Many robot object interactions require that an object is firmly held, and that the grasp remains stable during the whole manipulation process. Based on grasp wrench space, this thesis address the problems of measuring the grasp sensitivity against friction changes, planning contacts and hand configurations on mesh and point cloud representations of arbitrary objects, planning adaptable grasps and finger gaiting for keeping a grasp stable under various external disturbances, as well as learning of grasping manifolds for more accurate reachability and inverse kinematics computation for multifingered grasping.

Firstly, we propose a new concept called friction sensitivity, which measures how susceptible a specific grasp is to changes in the underlying frictionc oefficients.
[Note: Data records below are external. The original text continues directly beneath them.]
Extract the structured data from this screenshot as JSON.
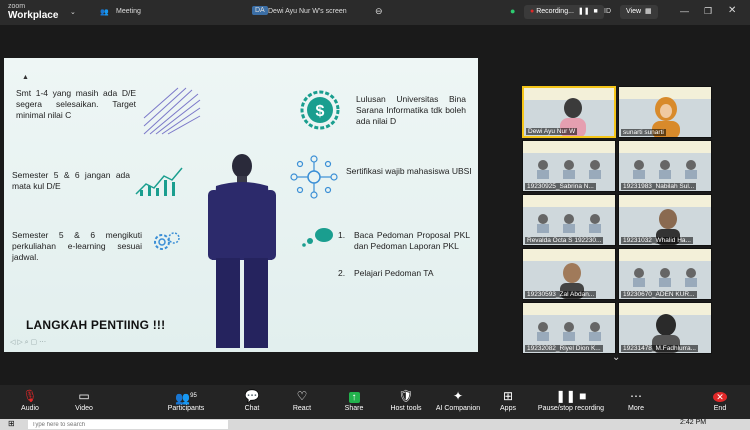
{
  "window": {
    "brand_top": "zoom",
    "brand_bottom": "Workplace",
    "meeting_label": "Meeting",
    "screen_badge": "DA",
    "screen_label": "Dewi Ayu Nur W's screen",
    "recording_label": "Recording...",
    "id_label": "ID",
    "view_label": "View"
  },
  "slide": {
    "tl_text": "Smt 1-4 yang masih ada D/E segera selesaikan. Target minimal nilai C",
    "ml_text": "Semester 5 & 6 jangan ada mata kul D/E",
    "bl_text": "Semester 5 & 6 mengikuti perkuliahan e-learning sesuai jadwal.",
    "tr_text": "Lulusan Universitas Bina Sarana Informatika tdk boleh ada nilai D",
    "mr_text": "Sertifikasi wajib mahasiswa UBSI",
    "list1": "Baca Pedoman Proposal PKL dan Pedoman Laporan PKL",
    "list2": "Pelajari Pedoman TA",
    "list1_num": "1.",
    "list2_num": "2.",
    "title": "LANGKAH PENTIING !!!"
  },
  "gallery": [
    {
      "name": "Dewi Ayu Nur W"
    },
    {
      "name": "sunarti sunarti"
    },
    {
      "name": "19230925_Sabrina N..."
    },
    {
      "name": "19231983_Nabilah Sul..."
    },
    {
      "name": "Revalda Octa S 192230..."
    },
    {
      "name": "19231032_Whalid Ha..."
    },
    {
      "name": "19230593_Zal Abdan..."
    },
    {
      "name": "19230670_ADEN KUR..."
    },
    {
      "name": "19232082_Riyel Dion K..."
    },
    {
      "name": "19231478_M.Fadhlurra..."
    }
  ],
  "toolbar": {
    "audio": "Audio",
    "video": "Video",
    "participants": "Participants",
    "participants_count": "95",
    "chat": "Chat",
    "react": "React",
    "share": "Share",
    "host_tools": "Host tools",
    "ai_companion": "AI Companion",
    "apps": "Apps",
    "pause_recording": "Pause/stop recording",
    "more": "More",
    "end": "End"
  },
  "taskbar": {
    "search_placeholder": "Type here to search",
    "time": "2:42 PM"
  },
  "colors": {
    "accent": "#2d8cff",
    "recording": "#e02828",
    "end": "#e02828",
    "slide_bg": "#e8f3f2",
    "suit": "#2c2a6b"
  }
}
We develop algorithms for the synthesis of stable grasps with low friction sensitivity and for the synthesis of stable grasps in the case of small friction coefficients.

Secondly, for fast planning of contacts and hand configurations for dexterous grasping, as well as keeping the stability of a grasp during execution, we present a unified framework for grasp planning and in-hand grasp adaptation using visual, tactile and proprioceptive feedback. The main objective of the proposed framework is to enable fingertip grasping by addressing problems of changed weight of the object, slippage and external disturbances. For this purpose, we introduce the Hierarchical Fingertip Space (HFTS) as a representation enabling optimization for both efficient grasp synthesis and online finger gaiting. Grasp synthesis is followed by a grasp adaptation step that consists of both grasp force adaptation through impedance control and regrasping/finger gaiting when the former is not sufficient.

Lastly, to improve the efficiency and accuracy of dexterous grasping and in-hand manipulation, we present a system for fingertip grasp planning that incrementally learns a heuristic for hand reachability and multi-fingered inverse kinematics. During execution the system plans and executes fingertip grasps using Canny’s grasp quality metric and a learned random forest based hand reachability heuristic. In the offline module, this heuristic is improved based on a grasping manifold that is incrementally learned from the experiences collected during execution.